Inaccurate reflection of the population
Because each state has a minimum of three electoral votes, votes from those in the least populated states count more toward the electoral vote than votes from those in more populous states. For instance, in 1988, the seven least populated states combined to count for as many electoral votes as Florida, yet the total population of those states was less than that of Florida.
Another example of the failure to provide an accurate reflection of the population is when it comes to third party candidates. If a third party candidate does not carry a majority in any state, they could carry a significant minority of the popular vote throughout the country, but they may not get a single electoral vote in the election.
Supreme Court rules states can enforce laws penalizing faithless electors (2020)
On July 6, 2020, the United States Supreme Court issued rulings in two connected cases that upheld the constitutionality of penalties for faithless electors. Chiafalo v. Washington and Colorado Department of State v. Baca were consolidated when originally granted review by the court. On March 10, 2020, the cases were no longer consolidated but remained linked.

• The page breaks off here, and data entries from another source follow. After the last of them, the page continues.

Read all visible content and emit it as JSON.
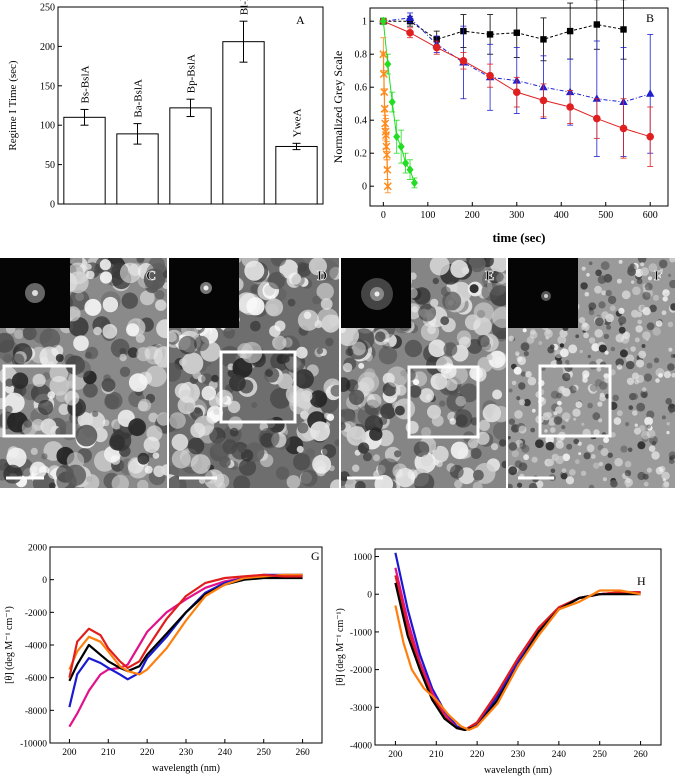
{
  "panel_labels": {
    "a": "A",
    "b": "B",
    "c": "C",
    "d": "D",
    "e": "E",
    "f": "F",
    "g": "G",
    "h": "H"
  },
  "chart_data": [
    {
      "id": "A",
      "type": "bar",
      "ylabel": "Regime I Time (sec)",
      "xlabel": "",
      "ylim": [
        0,
        250
      ],
      "yticks": [
        0,
        50,
        100,
        150,
        200,
        250
      ],
      "categories": [
        "Bs-BslA",
        "Ba-BslA",
        "Bp-BslA",
        "Bl-BslA",
        "YweA"
      ],
      "values": [
        110,
        89,
        122,
        206,
        73
      ],
      "errors": [
        10,
        13,
        11,
        26,
        4
      ],
      "grid": false
    },
    {
      "id": "B",
      "type": "scatter",
      "xlabel": "time (sec)",
      "ylabel": "Normalized Grey Scale",
      "xlim": [
        -30,
        640
      ],
      "ylim": [
        -0.12,
        1.08
      ],
      "xticks": [
        0,
        100,
        200,
        300,
        400,
        500,
        600
      ],
      "yticks": [
        0.0,
        0.2,
        0.4,
        0.6,
        0.8,
        1.0
      ],
      "grid": false,
      "series": [
        {
          "color": "#000000",
          "marker": "square",
          "dash": "3,2",
          "x": [
            0,
            60,
            120,
            180,
            240,
            300,
            360,
            420,
            480,
            540
          ],
          "y": [
            1.0,
            1.0,
            0.89,
            0.94,
            0.92,
            0.93,
            0.89,
            0.94,
            0.98,
            0.95
          ],
          "err": [
            0.02,
            0.03,
            0.05,
            0.1,
            0.12,
            0.15,
            0.13,
            0.17,
            0.15,
            0.18
          ]
        },
        {
          "color": "#1f1fd0",
          "marker": "triangle",
          "dash": "4,2,1,2",
          "x": [
            0,
            60,
            120,
            180,
            240,
            300,
            360,
            420,
            480,
            540,
            600
          ],
          "y": [
            1.0,
            1.02,
            0.86,
            0.75,
            0.66,
            0.64,
            0.6,
            0.57,
            0.53,
            0.51,
            0.56
          ],
          "err": [
            0.02,
            0.03,
            0.05,
            0.22,
            0.2,
            0.2,
            0.19,
            0.2,
            0.35,
            0.33,
            0.36
          ]
        },
        {
          "color": "#e02020",
          "marker": "circle",
          "dash": "",
          "x": [
            0,
            60,
            120,
            180,
            240,
            300,
            360,
            420,
            480,
            540,
            600
          ],
          "y": [
            1.0,
            0.93,
            0.84,
            0.76,
            0.67,
            0.57,
            0.52,
            0.48,
            0.41,
            0.35,
            0.3
          ],
          "err": [
            0.02,
            0.03,
            0.04,
            0.05,
            0.07,
            0.09,
            0.1,
            0.1,
            0.12,
            0.18,
            0.18
          ]
        },
        {
          "color": "#22dd22",
          "marker": "diamond",
          "dash": "",
          "x": [
            0,
            10,
            20,
            30,
            40,
            50,
            60,
            70
          ],
          "y": [
            1.0,
            0.74,
            0.51,
            0.3,
            0.24,
            0.14,
            0.1,
            0.02
          ],
          "err": [
            0.02,
            0.06,
            0.06,
            0.1,
            0.1,
            0.06,
            0.06,
            0.03
          ]
        },
        {
          "color": "#ff8a1a",
          "marker": "star",
          "dash": "",
          "x": [
            0,
            1,
            2,
            3,
            4,
            5,
            6,
            7,
            8,
            9,
            10
          ],
          "y": [
            0.8,
            0.68,
            0.57,
            0.47,
            0.38,
            0.33,
            0.31,
            0.24,
            0.19,
            0.1,
            0.0
          ],
          "err": [
            0.1,
            0.12,
            0.12,
            0.12,
            0.1,
            0.1,
            0.1,
            0.08,
            0.08,
            0.06,
            0.04
          ]
        }
      ]
    },
    {
      "id": "G",
      "type": "line",
      "xlabel": "wavelength (nm)",
      "ylabel": "[θ] (deg M⁻¹ cm⁻¹)",
      "xlim": [
        195,
        265
      ],
      "ylim": [
        -10000,
        2000
      ],
      "xticks": [
        200,
        210,
        220,
        230,
        240,
        250,
        260
      ],
      "yticks": [
        -10000,
        -8000,
        -6000,
        -4000,
        -2000,
        0,
        2000
      ],
      "grid": false,
      "series": [
        {
          "color": "#e2138a",
          "x": [
            200,
            202,
            205,
            208,
            210,
            213,
            215,
            218,
            220,
            225,
            230,
            235,
            240,
            245,
            250,
            255,
            260
          ],
          "y": [
            -9000,
            -8200,
            -6800,
            -5800,
            -5500,
            -5400,
            -5200,
            -4000,
            -3200,
            -2000,
            -1200,
            -500,
            -100,
            100,
            200,
            250,
            300
          ]
        },
        {
          "color": "#1a1ad0",
          "x": [
            200,
            202,
            205,
            208,
            210,
            213,
            215,
            218,
            220,
            225,
            230,
            235,
            240,
            245,
            250,
            255,
            260
          ],
          "y": [
            -7800,
            -5800,
            -4800,
            -5100,
            -5400,
            -5800,
            -6100,
            -5700,
            -4800,
            -3500,
            -2000,
            -800,
            -200,
            100,
            300,
            300,
            300
          ]
        },
        {
          "color": "#000000",
          "x": [
            200,
            202,
            205,
            208,
            210,
            213,
            215,
            218,
            220,
            225,
            230,
            235,
            240,
            245,
            250,
            255,
            260
          ],
          "y": [
            -6200,
            -5200,
            -4000,
            -4600,
            -5000,
            -5400,
            -5600,
            -5300,
            -4600,
            -3300,
            -2000,
            -900,
            -300,
            0,
            100,
            100,
            100
          ]
        },
        {
          "color": "#ff7f0e",
          "x": [
            200,
            202,
            205,
            208,
            210,
            213,
            215,
            218,
            220,
            225,
            230,
            235,
            240,
            245,
            250,
            255,
            260
          ],
          "y": [
            -5500,
            -4400,
            -3500,
            -3800,
            -4400,
            -5300,
            -5600,
            -5800,
            -5500,
            -4200,
            -2500,
            -1000,
            -300,
            100,
            200,
            300,
            300
          ]
        },
        {
          "color": "#e01e1e",
          "x": [
            200,
            202,
            205,
            208,
            210,
            213,
            215,
            218,
            220,
            225,
            230,
            235,
            240,
            245,
            250,
            255,
            260
          ],
          "y": [
            -6000,
            -3800,
            -3000,
            -3400,
            -4200,
            -5000,
            -5400,
            -5000,
            -4200,
            -2400,
            -1000,
            -200,
            100,
            200,
            300,
            200,
            200
          ]
        }
      ]
    },
    {
      "id": "H",
      "type": "line",
      "xlabel": "wavelength (nm)",
      "ylabel": "[θ] (deg M⁻¹ cm⁻¹)",
      "xlim": [
        195,
        265
      ],
      "ylim": [
        -4000,
        1200
      ],
      "xticks": [
        200,
        210,
        220,
        230,
        240,
        250,
        260
      ],
      "yticks": [
        -4000,
        -3000,
        -2000,
        -1000,
        0,
        1000
      ],
      "grid": false,
      "series": [
        {
          "color": "#1a1ad0",
          "x": [
            200,
            203,
            206,
            209,
            212,
            215,
            217,
            220,
            225,
            230,
            235,
            240,
            245,
            250,
            255,
            260
          ],
          "y": [
            1100,
            -400,
            -1600,
            -2500,
            -3100,
            -3500,
            -3600,
            -3450,
            -2700,
            -1800,
            -1000,
            -400,
            -100,
            0,
            50,
            50
          ]
        },
        {
          "color": "#e2138a",
          "x": [
            200,
            203,
            206,
            209,
            212,
            215,
            217,
            220,
            225,
            230,
            235,
            240,
            245,
            250,
            255,
            260
          ],
          "y": [
            700,
            -700,
            -1800,
            -2600,
            -3200,
            -3550,
            -3600,
            -3400,
            -2600,
            -1700,
            -900,
            -350,
            -100,
            0,
            50,
            50
          ]
        },
        {
          "color": "#e01e1e",
          "x": [
            200,
            203,
            206,
            209,
            212,
            215,
            217,
            220,
            225,
            230,
            235,
            240,
            245,
            250,
            255,
            260
          ],
          "y": [
            500,
            -900,
            -1900,
            -2700,
            -3250,
            -3550,
            -3600,
            -3400,
            -2600,
            -1700,
            -900,
            -350,
            -100,
            0,
            50,
            50
          ]
        },
        {
          "color": "#000000",
          "x": [
            200,
            203,
            206,
            209,
            212,
            215,
            217,
            220,
            225,
            230,
            235,
            240,
            245,
            250,
            255,
            260
          ],
          "y": [
            300,
            -1100,
            -2000,
            -2800,
            -3300,
            -3550,
            -3600,
            -3500,
            -2800,
            -1900,
            -1000,
            -400,
            -100,
            0,
            0,
            0
          ]
        },
        {
          "color": "#ff7f0e",
          "x": [
            200,
            202,
            204,
            207,
            210,
            213,
            216,
            218,
            220,
            225,
            230,
            235,
            240,
            245,
            250,
            255,
            260
          ],
          "y": [
            -300,
            -1300,
            -2000,
            -2500,
            -2800,
            -3200,
            -3500,
            -3600,
            -3500,
            -2900,
            -1900,
            -1100,
            -400,
            -200,
            100,
            100,
            0
          ]
        }
      ]
    }
  ]
}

In Chiafalo v. Washington, the state of Washington fined electors after they voted contrary to Washington state law requiring that they cast their electoral college ballots for the winner of the popular vote. The electors claimed the fines were unconstitutional and appealed them to an administrative law judge, who upheld the imposition of the fine. The electors appealed to the Thurston County Superior Court. The court affirmed the secretary of state’s decision. On appeal to the Washington Supreme Court, the appellants moved for direct review. The state supreme court affirmed the ruling of the trial court, holding that the imposed fines were constitutional under Article II, section 1, that the electors were not granted absolute discretion in casting their votes under Article II or the Twelfth Amendment nor did the fine interfere with a federal function, and that an elector acts under the authority of the State, meaning that no First Amendment right is violated when a state imposes a fine based on an elector’s violation of their pledge.
In Colorado Department of State v. Baca, electors made a similar argument to that of the plaintiffs in Chiafalo v. Washington. The case dated back to the 2016 presidential election when three of Colorado’s presidential electors tried to cast their votes for candidates other than Hillary Clinton, who won the state. Then-Secretary of State Wayne Williams told the electors they must vote for Clinton or be removed. Two of the electors then opted to vote for Clinton, but one–Micheal Baca–would not and instead tried to vote for John Kasich. Baca was then removed and replaced with another elector. The three electors filed suit, claiming Baca’s removal amounted to a deprivation of their rights. The case was eventually appealed to the Tenth Circuit Court of Appeals, which determined that the nullification of Baca’s vote and his removal from office were unconstitutional.
Both cases were argued before the Supreme Court on May 13, 2020. The court issued rulings for both cases on July 6, 2020, that upheld the constitutionality of penalties for faithless electors. In Chiafalo v. Washington, the Supreme Court unanimously affirmed the Washington Supreme Court’s decision, holding that a state may enforce an elector’s pledge to support their party’s nominee and the state voters’ choice for president. In Colorado Department of State v. Baca, the Supreme Court reversed the appellate court’s decision in an 8-0 per curiam decision for the reasons outlined in Chiafalo v. Washington.